Indonesia secara resmi menjadi anggota The Coalition to Grow Carbon Markets, sebagai bagian dari komitmen untuk memberikan kontribusi signifikan dalam mencapai target iklim global. Hal ini diungkapkan oleh Menteri Kehutanan (Menhut) Raja Juli Antoni dalam forum Advancing Indonesia--UK Collaboration on High-Integrity Carbon Markets yang berlangsung di Kantor Pusat Standard Chartered di London, Inggris, pada Selasa, 20 Januari 2026.
"Merupakan suatu kehormatan bagi saya mengumumkan bahwa hari ini Kementerian Kehutanan Republik Indonesia bergabung dengan The Coalition to Grow Carbon Markets, mewakili sektor kehutanan Indonesia," kata Raja Juli, seperti yang dikutip dari siaran persnya pada Rabu (21/1/2026).
Raja Juli menambahkan bahwa Indonesia adalah negara dengan hutan hujan tropis terbesar ketiga di dunia, yang memiliki ekosistem mangrove dan lahan gambut tropis yang luas. Hal ini menjadikan Indonesia memiliki peran penting dalam upaya global untuk mencapai target iklim.

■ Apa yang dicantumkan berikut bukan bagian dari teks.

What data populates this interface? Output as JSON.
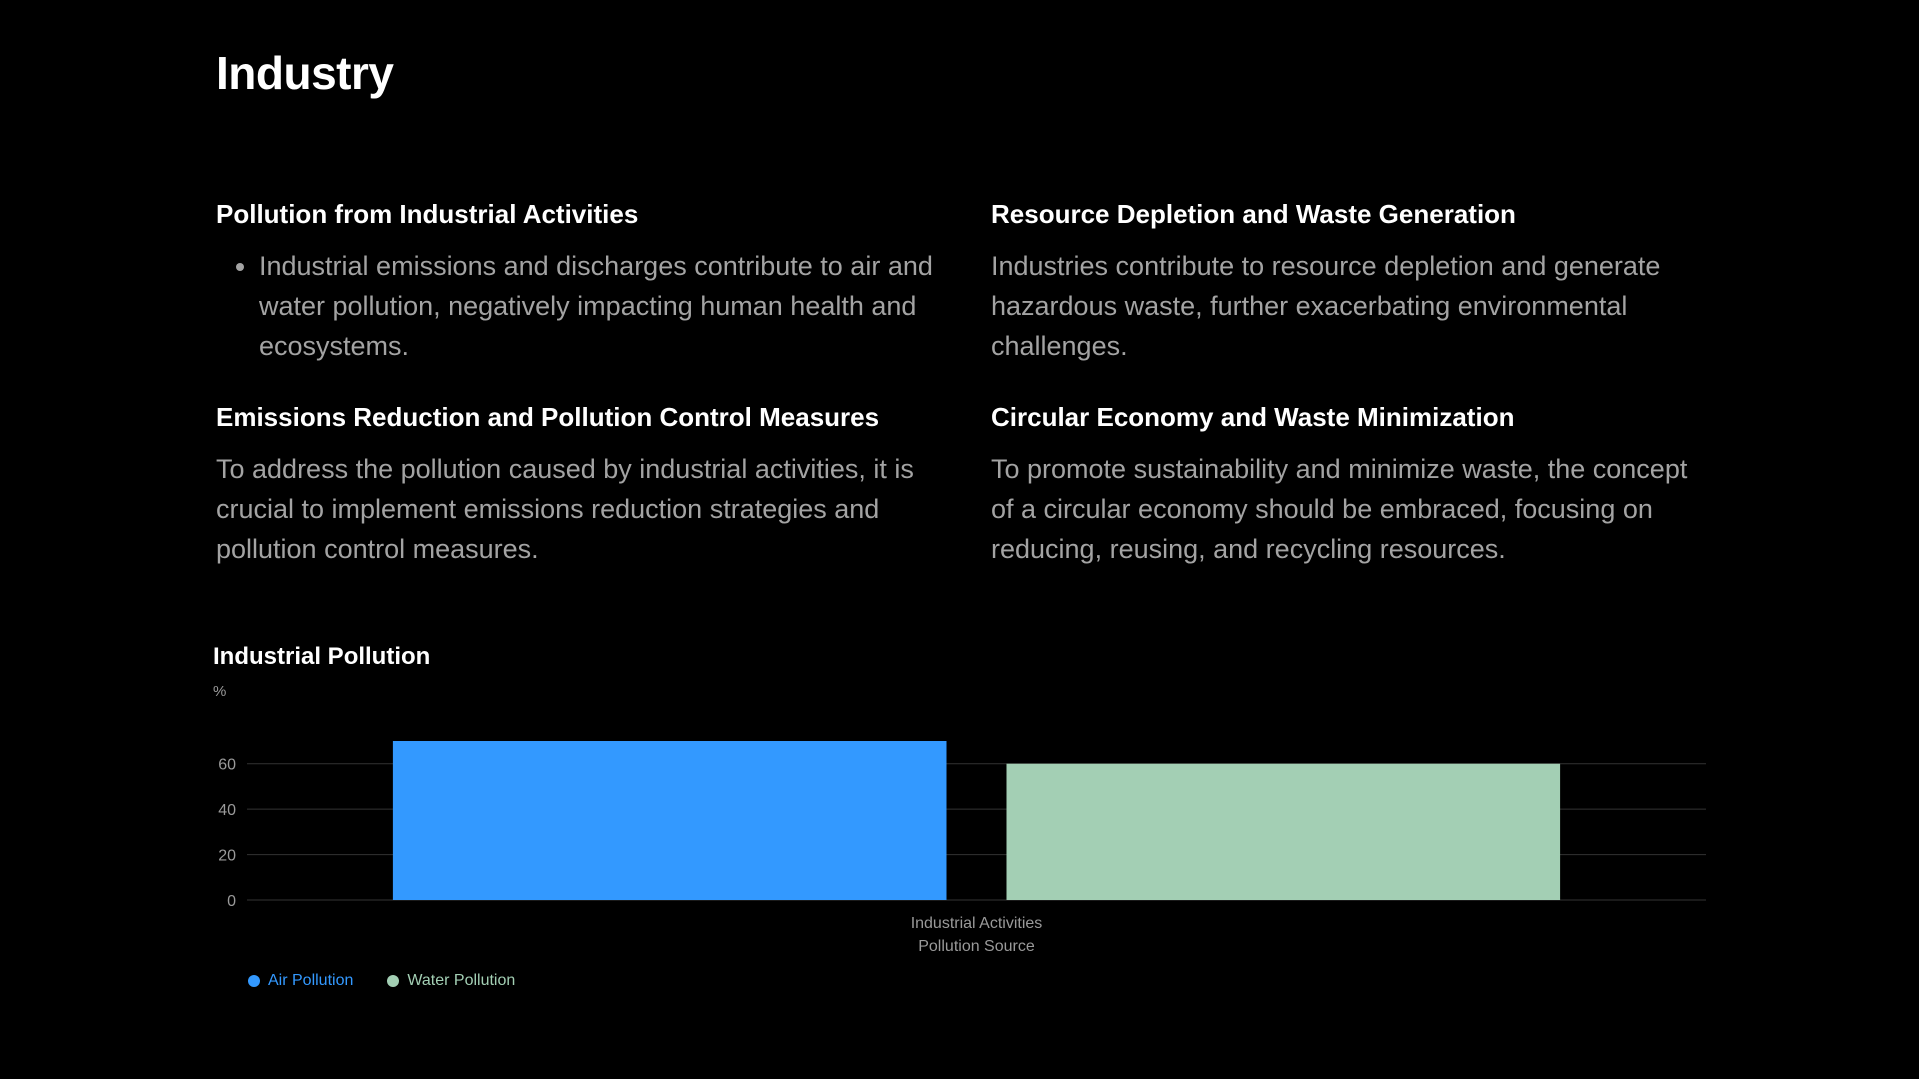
{
  "page": {
    "title": "Industry"
  },
  "sections": [
    {
      "heading": "Pollution from Industrial Activities",
      "bullets": [
        "Industrial emissions and discharges contribute to air and water pollution, negatively impacting human health and ecosystems."
      ]
    },
    {
      "heading": "Resource Depletion and Waste Generation",
      "body": "Industries contribute to resource depletion and generate hazardous waste, further exacerbating environmental challenges."
    },
    {
      "heading": "Emissions Reduction and Pollution Control Measures",
      "body": "To address the pollution caused by industrial activities, it is crucial to implement emissions reduction strategies and pollution control measures."
    },
    {
      "heading": "Circular Economy and Waste Minimization",
      "body": "To promote sustainability and minimize waste, the concept of a circular economy should be embraced, focusing on reducing, reusing, and recycling resources."
    }
  ],
  "chart_data": {
    "type": "bar",
    "title": "Industrial Pollution",
    "ylabel": "%",
    "xlabel": "Pollution Source",
    "categories": [
      "Industrial Activities"
    ],
    "series": [
      {
        "name": "Air Pollution",
        "values": [
          70
        ],
        "color": "#3399ff"
      },
      {
        "name": "Water Pollution",
        "values": [
          60
        ],
        "color": "#a3cfb4"
      }
    ],
    "ylim": [
      0,
      70
    ],
    "yticks": [
      0,
      20,
      40,
      60
    ],
    "grid": true,
    "legend_position": "bottom-left",
    "colors": {
      "axis_text": "#9a9a9a",
      "grid": "#333333"
    }
  }
}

"Sebagai anggota Koalisi, yang mewakili sektor kehutanan, Indonesia akan bekerja sama dengan negara-negara yang memiliki visi serupa untuk meningkatkan permintaan terhadap kredit karbon berintegritas tinggi dari sektor kehutanan dan solusi berbasis alam, guna mendukung pertumbuhan hijau, tidak hanya bagi Indonesia, tetapi juga bagi dunia," jelasnya.
Advertisement
Sebagai anggota terbaru Koalisi, Kementerian Kehutanan membawa keahlian kelas dunia dalam proyek karbon berbasis hutan dan solusi berbasis alam. Pasar kredit karbon yang memiliki integritas tinggi menawarkan potensi besar untuk mendukung pengembangan solusi berbasis alam di Indonesia, yang bertujuan menurunkan emisi, melestarikan keanekaragaman hayati, dan mendorong pertumbuhan yang berkelanjutan.
The Coalition to Grow Carbon Markets bertujuan mempercepat penurunan emisi global dengan memperkuat insentif bagi dunia usaha untuk berinvestasi dalam kredit karbon yang memiliki integritas tinggi, termasuk yang mendukung solusi berbasis alam.
Kementerian Kehutanan telah bergabung dengan sepuluh pemerintah anggota Koalisi lainnya yang berkomitmen untuk memajukan aksi iklim melalui peningkatan pemanfaatan kredit karbon berintegritas tinggi oleh sektor swasta, termasuk Kanada, Prancis, Panama, Peru, Swiss, Selandia Baru, dan Zambia, serta para Ketua Bersama Koalisi, yaitu Kenya, Singapura, dan Inggris.
Advertisement
Rachel Kyte, Perwakilan Khusus Inggris untuk Iklim, menyatakan dukungannya terhadap keikutsertaan Indonesia dalam koalisi. Menurutnya, partisipasi Indonesia di dalam koalisi ini akan membawa kemajuan dalam pencapaian target iklim, termasuk pengurangan emisi dan pengembangan berkelanjutan.
Dia mengungkapkan, "Upaya Indonesia dalam solusi berbasis alam akan memastikan Koalisi membantu mendorong investasi sektor swasta ke dalam proyek-proyek berintegritas tinggi yang melestarikan hutan, mengurangi emisi, dan memajukan pembangunan berkelanjutan." Dengan demikian, kontribusi Indonesia diharapkan dapat memperkuat upaya global dalam menangani isu-isu perubahan iklim.